Section B · Core DS

Data Pipelines, Applied

The operational glue around modeling — acquisition decisions, labeling workflows, iterative preprocessing, feature pipelines, training-data versioning, and point-in-time correctness.

Why pipelines matter at SentiLink & Archetype

Both JDs put pipeline thinking front and center. SentiLink: "the full model development lifespan: from data acquisition decisions through featurization, focusing labeling resources, model training, experimentation, productionalization, and monitoring." Archetype: "Iterative preprocessing cycles with evaluation and refinement," "Support labeling/annotation workflows end-to-end."

For full-stack roles, the modeler IS the pipeline owner. There's no separate "data engineer who handles ingestion." If you can't keep the data flowing, the model is stuck.

Data acquisition

The decision that most shapes model quality. Three flavors:

Internal data

What your own product generates. The question is usually "do we log the right thing?" If you need a feature the system doesn't emit, you're negotiating with engineering to add the event.

Third-party data

Bureau data, sanctions feeds, open-source datasets, sensor benchmarks. The decisions: cost, coverage, license, refresh cadence, latency to access.

Custom-collected data

Survey design, customer beta programs, sensor deployments. Highest cost, sometimes only path to a needed label.
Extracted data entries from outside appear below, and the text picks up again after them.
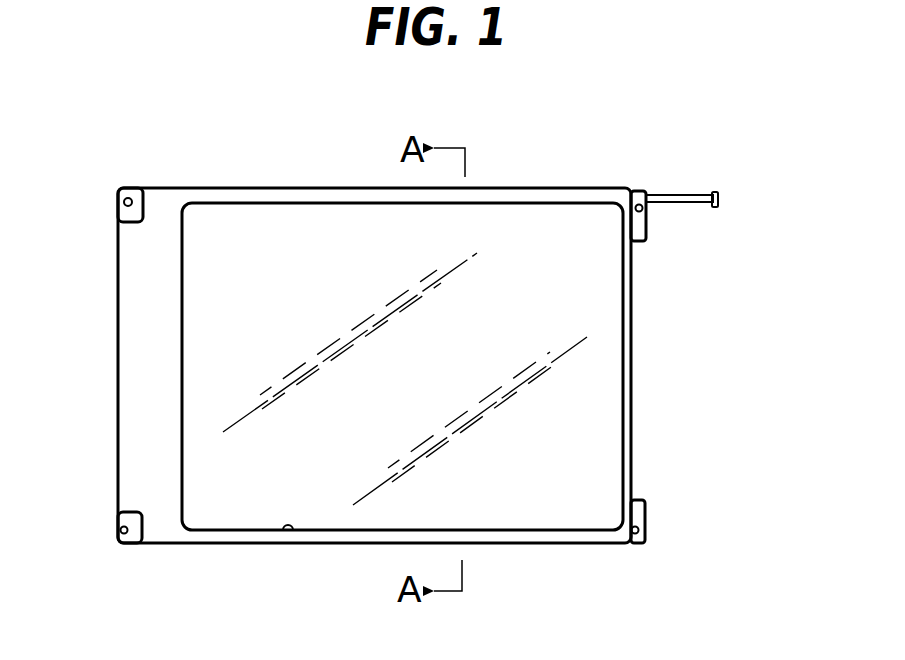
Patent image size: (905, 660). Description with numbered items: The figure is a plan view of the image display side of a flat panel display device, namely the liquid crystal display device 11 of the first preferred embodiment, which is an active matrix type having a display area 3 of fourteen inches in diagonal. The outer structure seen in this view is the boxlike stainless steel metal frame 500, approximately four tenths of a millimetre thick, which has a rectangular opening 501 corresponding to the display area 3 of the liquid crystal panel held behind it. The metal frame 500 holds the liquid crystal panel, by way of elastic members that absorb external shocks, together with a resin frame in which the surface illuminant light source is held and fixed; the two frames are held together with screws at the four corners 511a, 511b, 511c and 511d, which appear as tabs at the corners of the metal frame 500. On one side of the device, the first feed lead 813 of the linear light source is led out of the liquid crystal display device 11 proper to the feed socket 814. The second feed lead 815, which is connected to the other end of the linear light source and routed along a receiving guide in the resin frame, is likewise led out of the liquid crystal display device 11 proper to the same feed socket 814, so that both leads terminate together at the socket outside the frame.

The liquid crystal display device 11 is at (405, 359).
The display area 3 is at (588, 373).
The metal frame 500 is at (168, 535).
The rectangular opening 501 is at (288, 533).
The corner 511a is at (124, 541).
The corner 511b is at (137, 197).
The corner 511c is at (640, 197).
The corner 511d is at (640, 523).
The first feed lead 813 is at (698, 203).
The feed socket 814 is at (718, 200).
The second feed lead 815 is at (688, 195).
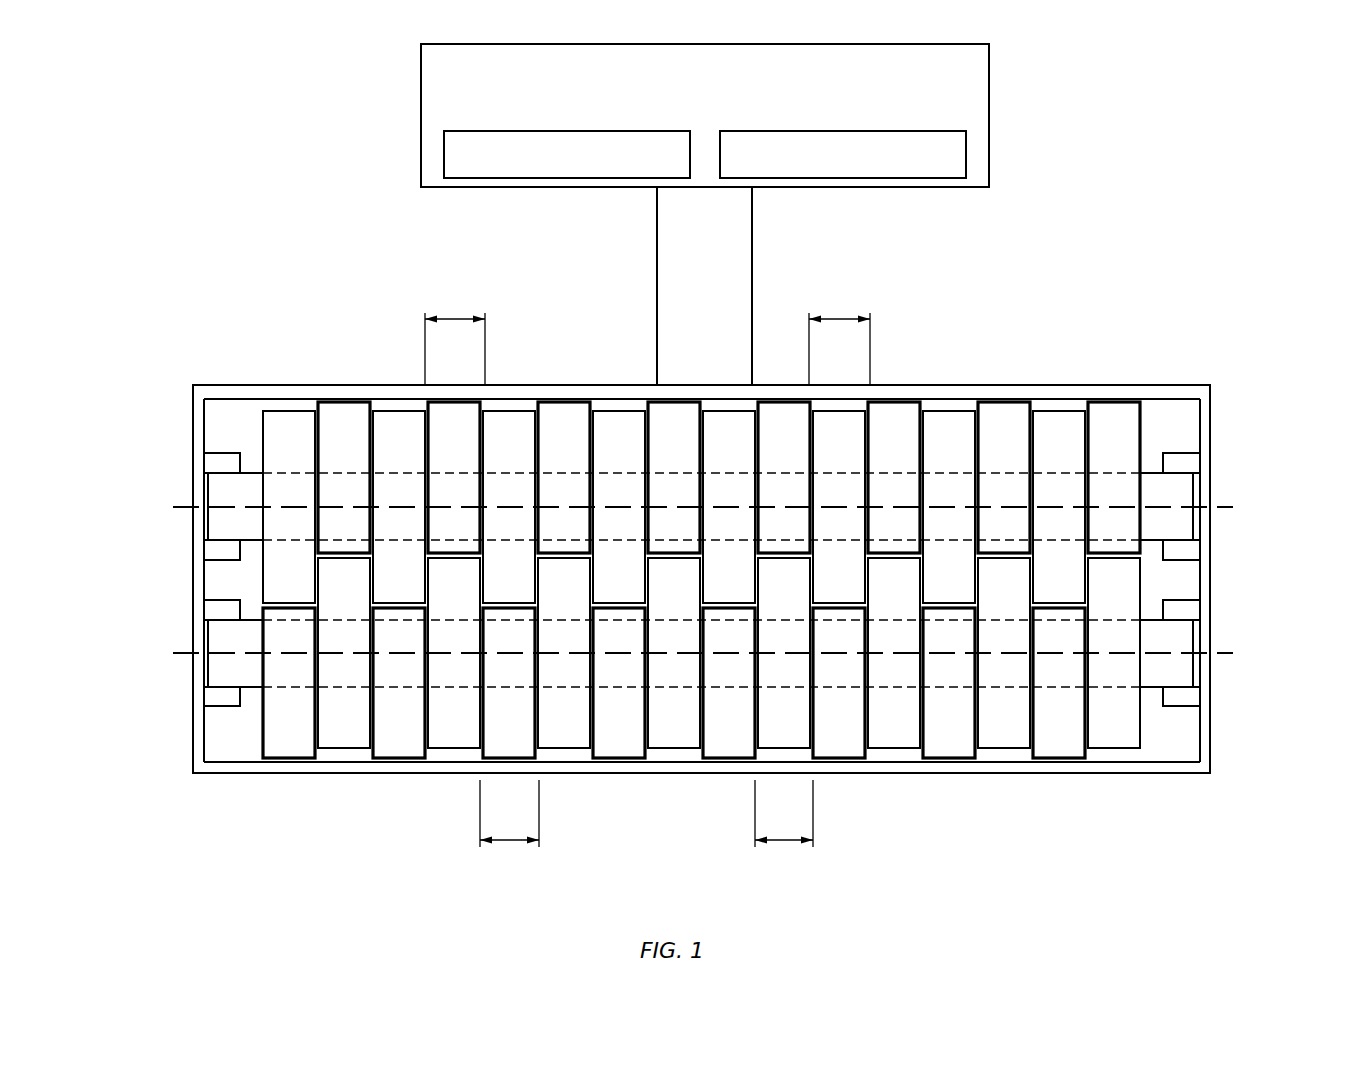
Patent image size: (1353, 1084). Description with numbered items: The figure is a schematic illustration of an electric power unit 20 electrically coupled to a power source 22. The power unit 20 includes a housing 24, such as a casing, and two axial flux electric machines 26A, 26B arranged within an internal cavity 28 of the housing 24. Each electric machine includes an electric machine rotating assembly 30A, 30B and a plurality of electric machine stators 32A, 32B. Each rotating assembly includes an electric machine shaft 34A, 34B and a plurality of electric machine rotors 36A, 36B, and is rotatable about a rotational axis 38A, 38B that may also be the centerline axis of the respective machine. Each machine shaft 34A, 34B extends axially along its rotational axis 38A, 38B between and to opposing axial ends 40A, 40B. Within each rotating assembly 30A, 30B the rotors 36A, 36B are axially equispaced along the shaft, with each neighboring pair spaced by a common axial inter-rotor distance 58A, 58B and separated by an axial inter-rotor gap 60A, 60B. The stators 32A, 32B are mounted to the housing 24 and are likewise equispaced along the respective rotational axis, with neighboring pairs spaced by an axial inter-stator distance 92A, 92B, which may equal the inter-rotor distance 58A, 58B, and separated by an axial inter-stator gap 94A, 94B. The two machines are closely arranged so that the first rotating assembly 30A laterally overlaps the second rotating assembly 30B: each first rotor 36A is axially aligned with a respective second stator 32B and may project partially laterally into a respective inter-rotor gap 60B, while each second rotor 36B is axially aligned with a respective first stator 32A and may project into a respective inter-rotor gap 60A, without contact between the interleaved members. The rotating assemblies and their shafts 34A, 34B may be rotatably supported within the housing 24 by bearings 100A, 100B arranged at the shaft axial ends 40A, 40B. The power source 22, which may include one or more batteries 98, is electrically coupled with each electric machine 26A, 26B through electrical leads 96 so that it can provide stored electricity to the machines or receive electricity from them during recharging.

The SentiLink-flavored thinking

"Should we acquire this dataset?" is a real DS decision at SentiLink, not just a procurement one. The DS asks: what's the lift on existing models? What's the operational cost (latency, license, recurring fee)? What's the failure mode if the source becomes unavailable? You're expected to make that call, not just consume what's bought.

Labeling workflows

"Focus labeling resources" is half of SentiLink's lifecycle. Archetype names it explicitly. The components:

What to label first

Active learning: prioritize labels that disagree with the current model, or labels in regions of feature space the model is uncertain about. Random labeling is wasteful past a point.

Inter-rater reliability

Have multiple labelers agree on a sample. If agreement is low (Cohen's kappa < 0.7), the labels are noisy and the task definition needs sharpening. Don't model on labels you don't trust.

Tools

  • Encord — Archetype's bonus mention. Used for video / image annotation.
  • Labelbox, Scale, SuperAnnotate — common alternatives.
  • Internal review tools — often the right call for fraud at SentiLink because the labels are inherently expert-judgment-driven and the rubric evolves.

Cost economics

Labeling is often the single most expensive line item in ML projects. A senior DS thinks about budget: if labels cost $5 each and you need 10k, that's $50k. Active learning that gets you to model quality with 3k labels saves $35k — worth doing carefully.

Iterative preprocessing

Archetype's JD: "Iterative data preprocessing cycle execution with baseline comparison." What does that actually mean operationally?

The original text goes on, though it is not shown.